During the examination during labor, the degree of smoothness of the cervix (preserved, shortened, smoothed), the degree of opening of the pharynx in centimeters, and the condition of the edges of the pharynx (soft or dense, thick or thin) are determined. In women in labor, a vaginal examination determines the condition of the fetal bladder (integrity, loss of integrity, degree of tension, amount of anterior water). Determine the presenting part (buttocks, head, legs), where they are located (above the entrance to the small pelvis, at the entrance with a small or large segment, in the cavity, at the pelvic outlet). Identification points on the head are sutures, fontanelles, and at the pelvic end - the sacrum and coccyx. Palpation of the inner surface of the pelvic walls makes it possible to identify deformation of its bones, exostoses and judge the capacity of the pelvis.

At the end of the study, if the presenting part is high, measure the diagonal conjugata (conjugata diagonalis), the distance between the promontory and the lower edge of the symphysis (normally 13 cm). To do this, with the fingers inserted into the vagina, they try to reach the promontory and touch it with the end of the middle finger; the index finger of the free hand is brought under the lower edge of the symphysis and the place on the hand that is in direct contact with the lower edge of the pubic arch is marked. Then remove the fingers from the vagina and wash them. The assistant measures the marked distance on the hand with a centimeter tape or a hip meter. By the size of the diagonal conjugate one can judge the size of the true conjugate.

Classification of cervical maturity according to G.G. Khechinashvili:

· Immature cervix - softening is noticeable only at the periphery. The cervix is ​​dense along the cervical canal, and in some cases - in all parts. The vaginal part is preserved or slightly shortened, located sacrally. The external pharynx is closed or allows the tip of the finger to pass through, determined at a level corresponding to the middle between the upper and lower edges of the symphysis pubis.

· The ripening cervix is ​​not completely softened; a patch of dense tissue is still noticeable along the cervical canal, especially in the area of ​​the internal os. The vaginal part of the cervix is ​​slightly shortened; in primigravidas, the external os allows the tip of the finger to pass through. Less often, we pass the cervical canal for the finger to the internal os or with difficulty beyond the internal os. There is a difference of more than 1 cm between the length of the vaginal part of the cervix and the length of the cervical canal. A sharp transition of the cervical canal to the lower segment in the area of ​​the internal pharynx is noticeable. The presenting part is not clearly palpated through the fornix. The wall of the vaginal part of the cervix is ​​still quite wide (up to 1.5 cm), the vaginal part of the cervix is ​​located away from the wire axis of the pelvis. The external pharynx is defined at the level of the lower edge of the symphysis or slightly higher.

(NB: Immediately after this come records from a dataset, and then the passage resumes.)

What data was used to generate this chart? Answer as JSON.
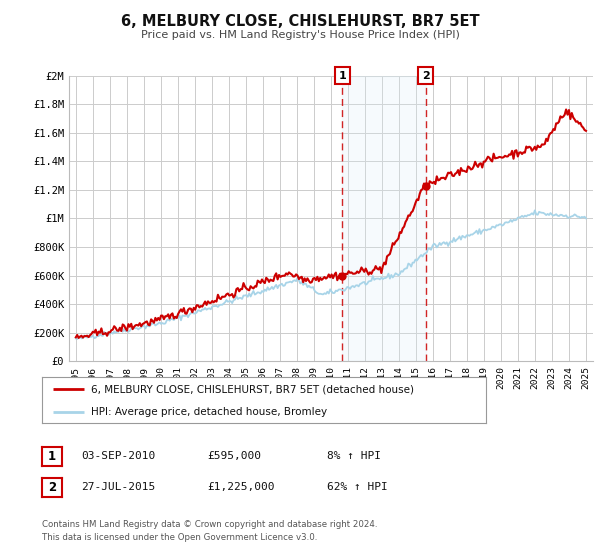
{
  "title": "6, MELBURY CLOSE, CHISLEHURST, BR7 5ET",
  "subtitle": "Price paid vs. HM Land Registry's House Price Index (HPI)",
  "ylim": [
    0,
    2000000
  ],
  "yticks": [
    0,
    200000,
    400000,
    600000,
    800000,
    1000000,
    1200000,
    1400000,
    1600000,
    1800000,
    2000000
  ],
  "ytick_labels": [
    "£0",
    "£200K",
    "£400K",
    "£600K",
    "£800K",
    "£1M",
    "£1.2M",
    "£1.4M",
    "£1.6M",
    "£1.8M",
    "£2M"
  ],
  "xlim_start": 1994.6,
  "xlim_end": 2025.4,
  "hpi_color": "#a8d4e8",
  "price_color": "#cc0000",
  "grid_color": "#cccccc",
  "bg_color": "#ffffff",
  "sale1_x": 2010.67,
  "sale1_y": 595000,
  "sale2_x": 2015.57,
  "sale2_y": 1225000,
  "shade_color": "#dceef8",
  "legend_label_price": "6, MELBURY CLOSE, CHISLEHURST, BR7 5ET (detached house)",
  "legend_label_hpi": "HPI: Average price, detached house, Bromley",
  "annotation1_date": "03-SEP-2010",
  "annotation1_price": "£595,000",
  "annotation1_hpi": "8% ↑ HPI",
  "annotation2_date": "27-JUL-2015",
  "annotation2_price": "£1,225,000",
  "annotation2_hpi": "62% ↑ HPI",
  "footnote": "Contains HM Land Registry data © Crown copyright and database right 2024.\nThis data is licensed under the Open Government Licence v3.0."
}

· The not fully ripened cervix is ​​almost completely softened, only in the area of ​​the internal pharynx is an area of ​​dense tissue still visible. In all cases, the canal can be passed through the internal os for one finger, but with difficulty in first-time mothers. There is no smooth transition of the cervical canal to the lower segment. The presenting part is palpated through the arches quite clearly. The wall of the vaginal part of the cervix is ​​noticeably thinned (up to 1 cm), and the vaginal part itself is located closer to the wire axis of the pelvis. The external pharynx is defined at the level of the lower edge of the symphysis, sometimes lower, but not reaching the level of the ischial spines.

· The mature cervix is ​​completely softened, shortened or sharply shortened, the cervical canal freely passes one finger or more, is not curved, smoothly passes to the lower segment of the uterus in the area of ​​the internal pharynx. The presenting part of the fetus is quite clearly palpated through the fornix. The wall of the vaginal part of the cervix is ​​significantly thinned (up to 4–5 mm), the vaginal part is located strictly along the axis of the pelvis, the external os is defined at the level of the ischial spines.